Most recently, Tarantino was also spotted at an Andrea Boccelli concert last month in Tel Aviv, sitting just a few seats away from former Prime Minister Benjamin Netanyahu. The two were apparently introduced, but Tarantino isn’t playing politics — or favourites: He also recently met former Israeli Prime Minister Benny Gantz, the man who ousted Netanyahu from power in May 2020.)
Another place Israelis know to look for Tarantino is at the movies. There’s the Cinema City Glilot theatre complex just north of Tel Aviv, where Tarantino has been spotted standing in the concession line waiting for popcorn — and scrutinising his own work. One eagle-eyed film-goer spotted Tarantino in the back row at a Once Upon a Time in Hollywood screening (and, of course, promptly posted it on Twitter).
Tarantino has participated more formally with the local film scene, too. This past February, the Tel Aviv Cinematheque hosted a retrospective that featured all of his movies. He was scheduled to appear at two of the screenings, but made it to just one after catching Covid. (The event continued as planned and the Cinematheque asked viewers to send videos of themselves wishing the director well, which it then compiled a “Get Well, Quentin” montage for him.)
The director also received an honorary doctorate from Jerusalem’s prestigious Hebrew University this June to honour his career and new life in the Jewish nation. “Following his marriage to actress and musician Daniella Pick, Tarantino considers the state of Israel his home and publicly supports it worldwide,” noted the university announcement of the event.
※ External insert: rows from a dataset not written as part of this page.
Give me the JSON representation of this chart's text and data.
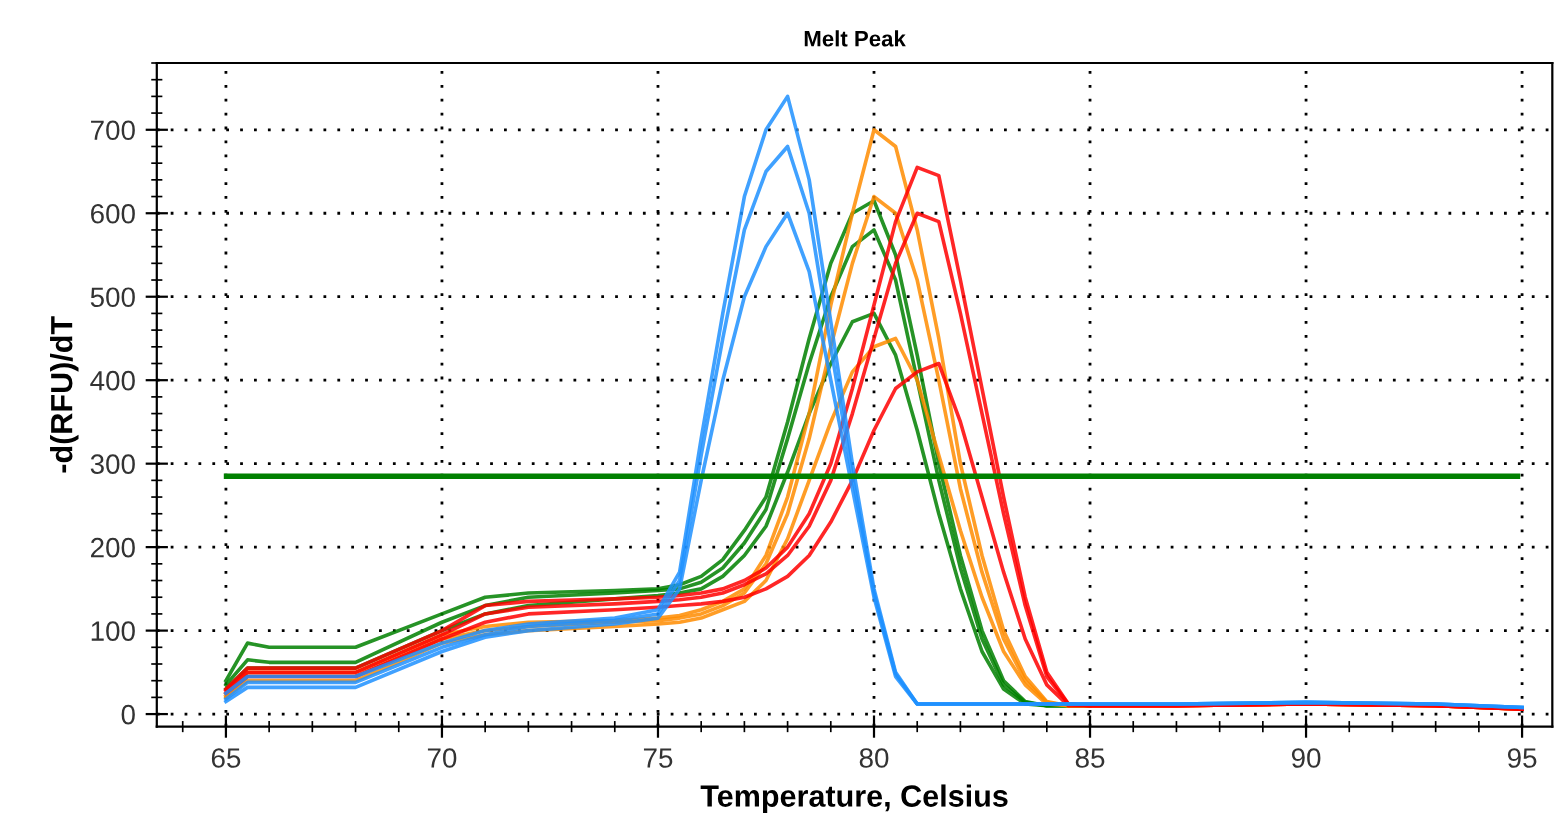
{
  "chart_data": {
    "type": "line",
    "title": "Melt Peak",
    "xlabel": "Temperature, Celsius",
    "ylabel": "-d(RFU)/dT",
    "x": [
      65,
      65.5,
      66,
      68,
      70,
      71,
      72,
      74,
      75,
      75.5,
      76,
      76.5,
      77,
      77.5,
      78,
      78.5,
      79,
      79.5,
      80,
      80.5,
      81,
      81.5,
      82,
      82.5,
      83,
      83.5,
      84,
      84.5,
      85,
      87,
      90,
      93,
      95
    ],
    "series": [
      {
        "color": "#008000",
        "values": [
          40,
          85,
          80,
          80,
          120,
          140,
          145,
          148,
          150,
          155,
          165,
          185,
          220,
          260,
          350,
          450,
          540,
          600,
          615,
          550,
          430,
          300,
          190,
          100,
          40,
          15,
          10,
          10,
          10,
          null,
          null,
          null,
          null
        ]
      },
      {
        "color": "#008000",
        "values": [
          35,
          65,
          62,
          62,
          110,
          130,
          140,
          145,
          148,
          150,
          158,
          175,
          205,
          245,
          330,
          420,
          500,
          560,
          580,
          520,
          400,
          280,
          175,
          90,
          35,
          14,
          10,
          10,
          10,
          null,
          null,
          null,
          null
        ]
      },
      {
        "color": "#008000",
        "values": [
          30,
          55,
          55,
          55,
          100,
          120,
          130,
          138,
          142,
          145,
          150,
          165,
          190,
          225,
          290,
          360,
          420,
          470,
          480,
          430,
          340,
          240,
          150,
          75,
          30,
          12,
          10,
          10,
          10,
          null,
          null,
          null,
          null
        ]
      },
      {
        "color": "#ff8c00",
        "values": [
          25,
          50,
          50,
          50,
          95,
          105,
          110,
          112,
          115,
          118,
          125,
          135,
          150,
          190,
          260,
          360,
          490,
          600,
          700,
          680,
          580,
          450,
          300,
          190,
          100,
          45,
          15,
          10,
          10,
          10,
          12,
          10,
          6
        ]
      },
      {
        "color": "#ff8c00",
        "values": [
          22,
          45,
          45,
          45,
          90,
          100,
          105,
          110,
          112,
          115,
          120,
          130,
          145,
          180,
          240,
          330,
          440,
          540,
          620,
          600,
          520,
          400,
          270,
          170,
          90,
          40,
          14,
          10,
          10,
          10,
          12,
          10,
          6
        ]
      },
      {
        "color": "#ff8c00",
        "values": [
          20,
          40,
          40,
          40,
          85,
          95,
          100,
          105,
          108,
          110,
          115,
          125,
          135,
          160,
          210,
          280,
          350,
          410,
          440,
          450,
          400,
          310,
          220,
          140,
          75,
          35,
          12,
          10,
          10,
          10,
          12,
          10,
          6
        ]
      },
      {
        "color": "#ff0000",
        "values": [
          30,
          55,
          55,
          55,
          100,
          130,
          135,
          138,
          140,
          142,
          145,
          150,
          160,
          175,
          200,
          240,
          300,
          390,
          490,
          590,
          655,
          645,
          520,
          390,
          260,
          140,
          50,
          12,
          10,
          10,
          12,
          10,
          6
        ]
      },
      {
        "color": "#ff0000",
        "values": [
          28,
          50,
          50,
          50,
          95,
          120,
          128,
          132,
          135,
          137,
          140,
          145,
          155,
          168,
          190,
          225,
          280,
          360,
          450,
          540,
          600,
          590,
          480,
          360,
          240,
          130,
          45,
          12,
          10,
          10,
          12,
          10,
          6
        ]
      },
      {
        "color": "#ff0000",
        "values": [
          25,
          45,
          45,
          45,
          90,
          110,
          120,
          125,
          128,
          130,
          132,
          135,
          140,
          150,
          165,
          190,
          230,
          280,
          340,
          390,
          410,
          420,
          350,
          260,
          170,
          90,
          35,
          10,
          10,
          10,
          12,
          10,
          6
        ]
      },
      {
        "color": "#1e90ff",
        "values": [
          25,
          45,
          45,
          45,
          85,
          100,
          108,
          115,
          125,
          170,
          330,
          480,
          620,
          700,
          740,
          640,
          470,
          300,
          150,
          50,
          12,
          12,
          12,
          12,
          12,
          12,
          12,
          12,
          12,
          12,
          14,
          12,
          8
        ]
      },
      {
        "color": "#1e90ff",
        "values": [
          18,
          38,
          38,
          38,
          80,
          95,
          105,
          112,
          120,
          160,
          310,
          450,
          580,
          650,
          680,
          600,
          440,
          285,
          145,
          48,
          12,
          12,
          12,
          12,
          12,
          12,
          12,
          12,
          12,
          12,
          14,
          12,
          8
        ]
      },
      {
        "color": "#1e90ff",
        "values": [
          15,
          32,
          32,
          32,
          75,
          92,
          100,
          108,
          115,
          150,
          280,
          400,
          500,
          560,
          600,
          530,
          400,
          270,
          140,
          45,
          12,
          12,
          12,
          12,
          12,
          12,
          12,
          12,
          12,
          12,
          14,
          12,
          8
        ]
      }
    ],
    "ref_lines": [
      {
        "axis": "y",
        "value": 285,
        "color": "#008000",
        "line_style": "solid"
      }
    ],
    "xlim": [
      63.4,
      95.7
    ],
    "ylim": [
      -15,
      780
    ],
    "xticks": [
      65,
      70,
      75,
      80,
      85,
      90,
      95
    ],
    "yticks": [
      0,
      100,
      200,
      300,
      400,
      500,
      600,
      700
    ],
    "grid": true,
    "line_style": "solid",
    "marker": "none"
  }
}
Tarantino has famously said he’ll make 10 films before retiring at the top of his game. His latest, 2019’s Once Upon a Time in Hollywood, was No. 9. The director’s first, Reservoir Dogs, was — perhaps prophetically — about a heist of diamonds originally from Israel. So will Israel once again cameo in his 10th — and possibly final — feature?
Perhaps. “If you make a movie in Jerusalem, there’s nowhere you can point the camera where you’re not capturing something fantastic,” he told Maher. But any potential film would steer clear of politics. “I wouldn’t make a movie about the political climate [in Israel].”